Navigationssytem
Wer sich heute um ein Navigationssystem bemüht, denkt dabei in der Regel an mobile Geräte, die sich sowohl für den Einsatz in Kraftfahrzeugen als auch bei anderen Gelegenheiten benutzen lassen. Viele der heute üblichen Handys und Handheldcomputer verfügen über eingebaute GPS-Empfänger und können mit der passenden Software auch als mobiles Navigationssystem verwendet werden. Der Vorteil dieser mobilen Geräte besteht zum größten Teil darin, dass diese sich ortsunabhängig und transportabel einsetzen lassen. Da sie bei der Navigierung aber ausschließlich auf den Datenempfang via GPS angewiesen sind, kann es bei Übertragungsschwierigkeiten oder bei schlechten Empfangsverhältnissen auch zu Ausfällen bei der Navigierung kommen. Auch in stark bebauten Innenstädten mit engen Straßenschluchten oder in längeren Tunneln ist eine Navigierung, die nur auf GPS-Daten aufbaut, nicht absolut zuverlässig. Abbiegehinweise kurz vor oder nach Tunnelausfahrten zum Beispiel können mobile Navigationsgeräte in der Regel nicht zuverlässig geben.

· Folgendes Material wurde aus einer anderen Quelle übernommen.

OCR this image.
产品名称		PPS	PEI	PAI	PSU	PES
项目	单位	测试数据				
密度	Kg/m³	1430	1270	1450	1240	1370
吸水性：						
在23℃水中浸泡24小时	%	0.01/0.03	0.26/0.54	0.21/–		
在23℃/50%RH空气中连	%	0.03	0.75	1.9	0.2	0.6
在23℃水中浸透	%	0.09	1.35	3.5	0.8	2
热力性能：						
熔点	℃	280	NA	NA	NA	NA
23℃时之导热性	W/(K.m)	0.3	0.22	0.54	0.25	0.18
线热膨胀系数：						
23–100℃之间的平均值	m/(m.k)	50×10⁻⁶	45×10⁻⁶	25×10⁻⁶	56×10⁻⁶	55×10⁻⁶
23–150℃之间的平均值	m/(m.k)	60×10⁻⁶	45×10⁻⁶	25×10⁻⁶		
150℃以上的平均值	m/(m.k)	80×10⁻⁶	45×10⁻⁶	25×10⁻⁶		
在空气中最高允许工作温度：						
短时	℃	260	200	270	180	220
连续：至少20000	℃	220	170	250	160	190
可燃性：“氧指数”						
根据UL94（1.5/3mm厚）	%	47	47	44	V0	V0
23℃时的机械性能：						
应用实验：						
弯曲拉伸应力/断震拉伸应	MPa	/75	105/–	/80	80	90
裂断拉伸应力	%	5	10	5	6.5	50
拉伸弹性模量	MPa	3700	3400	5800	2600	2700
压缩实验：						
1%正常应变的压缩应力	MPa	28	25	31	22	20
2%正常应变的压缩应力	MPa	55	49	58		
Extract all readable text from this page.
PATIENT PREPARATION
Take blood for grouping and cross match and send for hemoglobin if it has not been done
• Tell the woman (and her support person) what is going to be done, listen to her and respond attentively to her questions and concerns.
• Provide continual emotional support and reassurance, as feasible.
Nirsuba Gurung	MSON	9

Stationär eingebaute Navigationssysteme findet man häufig in Kraftfahrzeugen. Diese stationären Geräte können zusätzlich zum standardmäßigen GPS-Empfang auch Odiometrie-Daten verarbeiten und somit die Positionierung und die zurückgelegten Strecken des Fahrzeuges anhand der Radumdrehungen ermitteln. Damit können empfangsschwache Bereiche wie zum Beispiel Tunnel sehr gut überbrückt werden. Außerdem sind fest installierte Navigationssysteme reaktionsschneller, weil sie nicht erst den passenden GPS-Sender anpeilen müssen. Der Nachteil liegt hier aber darin, dass diese fest eingebauten Geräte nur in diesem Fahrzeug zur Verfügung stehen und bei einem Fahrzeugwechsel nicht mitgenommen werden können.
Inzwischen gibt es einige mobile Geräte, die bereits mit einem elektronischen Kompass und integrierten Beschleunigungssensoren arbeiten, sodass zumindest eine kurzfristige Empfangsschwäche überbrückt werden kann.